O subcomitê número sete versa sobre o aproveitamento do Gás da União. Discute-se a implementação da política de comercialização, tanto transitória quanto de longo prazo. “O mais difícil aqui é arrumar os quantitativos de gás para a União oferecer em curto prazo. Todo mundo queria o gás para depois de amanhã, e bem baratinho. Só que esse gás vem lá de Libra ou de outros campos, e certamente os custos não serão assim tão baixos. Além do mais, há enormes dificuldades tecnológicas a observar.”
Finalmente, o grupo oito trata da integração entre os setores de gás natural e energia elétrica. Alguns temas abordados ali são a alocação equilibrada de risco entre o setor elétrico e de gás natural, o modelo de suprimento de gás natural que melhor atenda às necessidades de ambos os setores e o planejamento integrado gás-eletricidade.
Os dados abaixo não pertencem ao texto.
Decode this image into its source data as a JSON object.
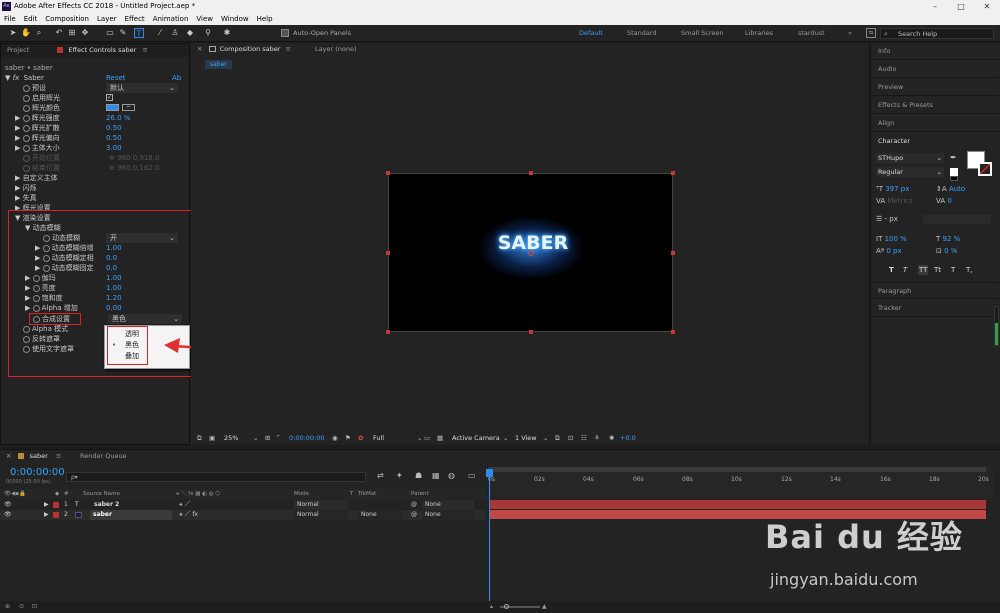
{
  "window": {
    "title": "Adobe After Effects CC 2018 - Untitled Project.aep *",
    "app_badge": "Ae"
  },
  "menu": [
    "File",
    "Edit",
    "Composition",
    "Layer",
    "Effect",
    "Animation",
    "View",
    "Window",
    "Help"
  ],
  "toolbar": {
    "auto_open_label": "Auto-Open Panels",
    "workspaces": [
      "Default",
      "Standard",
      "Small Screen",
      "Libraries",
      "stardust"
    ],
    "workspace_more": "»",
    "search_placeholder": "Search Help"
  },
  "left_panel": {
    "tabs": {
      "project": "Project",
      "effect_controls": "Effect Controls saber"
    },
    "breadcrumb": "saber • saber",
    "effect": {
      "name": "Saber",
      "reset": "Reset",
      "about": "Ab"
    },
    "props": [
      {
        "label": "预设",
        "value": "默认"
      },
      {
        "label": "启用辉光"
      },
      {
        "label": "辉光颜色"
      },
      {
        "label": "辉光强度",
        "value": "26.0 %"
      },
      {
        "label": "辉光扩散",
        "value": "0.50"
      },
      {
        "label": "辉光偏向",
        "value": "0.50"
      },
      {
        "label": "主体大小",
        "value": "3.00"
      },
      {
        "label": "开始位置",
        "value": "960.0,918.0"
      },
      {
        "label": "结束位置",
        "value": "960.0,162.0"
      },
      {
        "label": "自定义主体"
      },
      {
        "label": "闪烁"
      },
      {
        "label": "失真"
      },
      {
        "label": "辉光设置"
      }
    ],
    "render": {
      "title": "渲染设置",
      "motion_blur": "动态模糊",
      "items": [
        {
          "label": "动态模糊",
          "value": "开"
        },
        {
          "label": "动态模糊倍增",
          "value": "1.00"
        },
        {
          "label": "动态模糊定相",
          "value": "0.0"
        },
        {
          "label": "动态模糊固定",
          "value": "0.0"
        },
        {
          "label": "伽玛",
          "value": "1.00"
        },
        {
          "label": "亮度",
          "value": "1.00"
        },
        {
          "label": "饱和度",
          "value": "1.20"
        },
        {
          "label": "Alpha 增加",
          "value": "0.00"
        },
        {
          "label": "合成设置",
          "value": "黑色"
        },
        {
          "label": "Alpha 模式"
        },
        {
          "label": "反转遮罩"
        },
        {
          "label": "使用文字遮罩"
        }
      ]
    },
    "dropdown": {
      "options": [
        "透明",
        "黑色",
        "叠加"
      ],
      "selected": "黑色"
    }
  },
  "comp_panel": {
    "tab_label": "Composition saber",
    "layer_tab": "Layer (none)",
    "sub_tab": "saber",
    "canvas_text": "SABER",
    "footer": {
      "zoom": "25%",
      "timecode": "0:00:00:00",
      "quality": "Full",
      "camera": "Active Camera",
      "views": "1 View",
      "exposure": "+0.0"
    }
  },
  "right_panel": {
    "items": [
      "Info",
      "Audio",
      "Preview",
      "Effects & Presets",
      "Align"
    ],
    "character": {
      "title": "Character",
      "font": "STHupo",
      "style": "Regular",
      "size": "397 px",
      "leading": "Auto",
      "kerning": "Metrics",
      "tracking": "0",
      "stroke": "- px",
      "vscale": "100 %",
      "hscale": "92 %",
      "baseline": "0 px",
      "tsume": "0 %",
      "style_buttons": [
        "T",
        "T",
        "TT",
        "Tt",
        "T",
        "T,"
      ]
    },
    "paragraph": "Paragraph",
    "tracker": "Tracker"
  },
  "timeline": {
    "tabs": {
      "comp": "saber",
      "render": "Render Queue"
    },
    "timecode": "0:00:00:00",
    "fps": "00000 (25.00 fps)",
    "search_icon_label": "ρ▾",
    "columns": {
      "num": "#",
      "source": "Source Name",
      "mode": "Mode",
      "t": "T",
      "trkmat": "TrkMat",
      "parent": "Parent"
    },
    "layers": [
      {
        "num": "1",
        "type": "T",
        "name": "saber 2",
        "mode": "Normal",
        "trkmat": "",
        "parent": "None",
        "color": "#b83434"
      },
      {
        "num": "2",
        "type": "",
        "name": "saber",
        "mode": "Normal",
        "trkmat": "None",
        "parent": "None",
        "color": "#b83434"
      }
    ],
    "ruler": [
      "0s",
      "02s",
      "04s",
      "06s",
      "08s",
      "10s",
      "12s",
      "14s",
      "16s",
      "18s",
      "20s"
    ]
  },
  "watermark": {
    "brand": "Bai du 经验",
    "url": "jingyan.baidu.com"
  },
  "colors": {
    "accent": "#2d8ceb",
    "highlight": "#e02020",
    "glow": "#59b8ff"
  }
}
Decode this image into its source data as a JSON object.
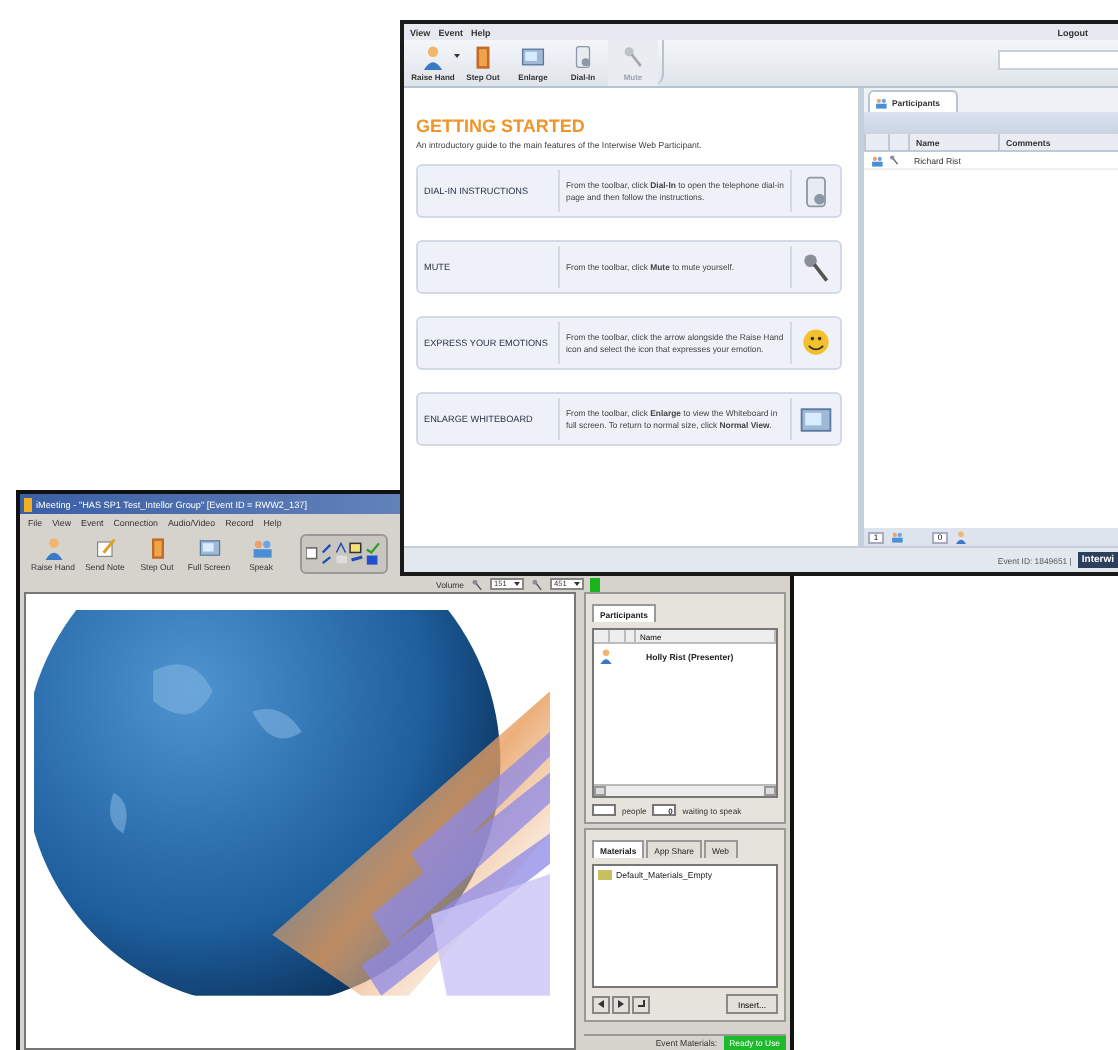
{
  "web_window": {
    "menu": [
      "View",
      "Event",
      "Help"
    ],
    "logout": "Logout",
    "toolbar": [
      {
        "label": "Raise Hand",
        "kind": "person",
        "disabled": false,
        "dropdown": true
      },
      {
        "label": "Step Out",
        "kind": "door",
        "disabled": false,
        "dropdown": false
      },
      {
        "label": "Enlarge",
        "kind": "screen",
        "disabled": false,
        "dropdown": false
      },
      {
        "label": "Dial-In",
        "kind": "phone",
        "disabled": false,
        "dropdown": false
      },
      {
        "label": "Mute",
        "kind": "mic",
        "disabled": true,
        "dropdown": false
      }
    ],
    "heading": "GETTING STARTED",
    "intro": "An introductory guide to the main features of the Interwise Web Participant.",
    "cards": [
      {
        "title": "DIAL-IN INSTRUCTIONS",
        "text": "From the toolbar, click **Dial-In** to open the telephone dial-in page and then follow the instructions.",
        "kind": "phone"
      },
      {
        "title": "MUTE",
        "text": "From the toolbar, click **Mute** to mute yourself.",
        "kind": "mic"
      },
      {
        "title": "EXPRESS YOUR EMOTIONS",
        "text": "From the toolbar, click the arrow alongside the Raise Hand icon and select the icon that expresses your emotion.",
        "kind": "smiley"
      },
      {
        "title": "ENLARGE WHITEBOARD",
        "text": "From the toolbar, click **Enlarge** to view the Whiteboard in full screen. To return to normal size, click **Normal View**.",
        "kind": "screen"
      }
    ],
    "participants_tab": {
      "label": "Participants",
      "selected": true
    },
    "columns": [
      "Name",
      "Comments"
    ],
    "participants": [
      {
        "name": "Richard Rist"
      }
    ],
    "counters": [
      "1",
      "0"
    ],
    "event_id": "Event ID: 1849651 |",
    "brand": "Interwi"
  },
  "meeting_window": {
    "title": "iMeeting - \"HAS SP1 Test_Intellor Group\" [Event ID = RWW2_137]",
    "menu": [
      "File",
      "View",
      "Event",
      "Connection",
      "Audio/Video",
      "Record",
      "Help"
    ],
    "toolbar": [
      {
        "label": "Raise Hand",
        "kind": "person"
      },
      {
        "label": "Send Note",
        "kind": "note"
      },
      {
        "label": "Step Out",
        "kind": "door"
      },
      {
        "label": "Full Screen",
        "kind": "screen"
      },
      {
        "label": "Speak",
        "kind": "people"
      }
    ],
    "volume_label": "Volume",
    "volume_values": [
      "151",
      "451"
    ],
    "participants_tab": {
      "label": "Participants",
      "selected": true
    },
    "participant_columns": [
      "Name"
    ],
    "participants": [
      {
        "name": "Holly Rist (Presenter)"
      }
    ],
    "people_label": "people",
    "waiting_count": "0",
    "waiting_label": "waiting to speak",
    "material_tabs": [
      {
        "label": "Materials",
        "selected": true
      },
      {
        "label": "App Share",
        "selected": false
      },
      {
        "label": "Web",
        "selected": false
      }
    ],
    "materials": [
      "Default_Materials_Empty"
    ],
    "insert_button": "Insert...",
    "status_label": "Event Materials:",
    "status_value": "Ready to Use"
  }
}
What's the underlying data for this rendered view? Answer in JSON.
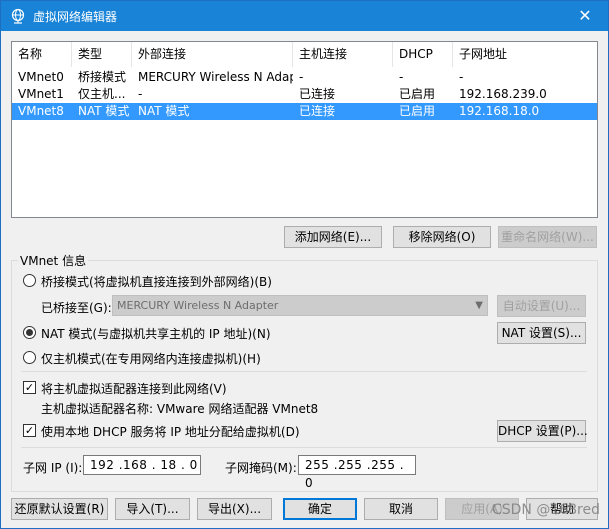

“É um mote absolutamente relevante para o setor. O grupo de discussão traçou uma lista de 30 a 40 assuntos para resolver e na reunião final foram apresentadas propostas para apenas quatro desses assuntos.” Segundo Kann, o setor do gás poderia, ou não, ter um outro caminho, a depender das soluções do setor elétrico, principalmente na questão das termelétricas de base.
“Existindo contratos desse tipo, seria permitido, num planejamento do tipo gás-energia elétrica, levar gasodutos para regiões do país que hoje não têm essa estrutura. E que continuarão não tendo por muito tempo. Resumindo: onde há gasoduto de transporte, haverá termelétrica. O cenário aponta para termelétricas ‘jabuticaba’ ao longo dos gasodutos de transporte, e nenhum outro gasoduto se viabiliza se não houver consumidores-âncora, como são as termelétricas. Esse problema persistirá. Ou se faz um planejamento integrado gás-energia elétrica, pensando em conjunto o gasoduto versus a linha de transmissão, ou seja, a integração do sistema, ou permaneceremos num modelo muito pobre em matéria de gasoduto.”
O tema Supridor de Última Instância (SUI), segundo Kann, é muito novo. O SUI atua atendendo a consumidores vulneráveis ou protegidos em casos de interrupção do fornecimento pelo supridor original, de falência ou revogação de licença do supridor original; em casos onde o cliente não possua um supridor de gás definido e/ou em caso de expiração do contrato de fornecimento de gás natural. “O grupo começou discutindo o que ‘não seria’ o SUI e quais não seriam atribuições dele. Acabaram listando um rol de atividades que não competem a ele. Ao final, a conclusão do grupo foi que, possivelmente, em curto prazo, nós não precisaremos do SUI. Foi totalmente inesperada.”
Segundo a professora Hirdan Katarina de Medeiros Costa, pesquisadora do RCGI e uma das organizadoras do evento, o Gás para Crescer teve uma primeira fase exitosa e, agora, entra em compasso de espera. “A primeira fase de rodadas dos nove subcomitês se encerrou e os relatórios de cada um foram entregues ao MME, que vai analisá-los e dar encaminhamento às instâncias competentes. Mas o Brasil todo está em compasso de espera, por conta das indefinições políticas. Apesar disso, temos boas expectativas, pois as discussões nos subcomitês foram profícuas.”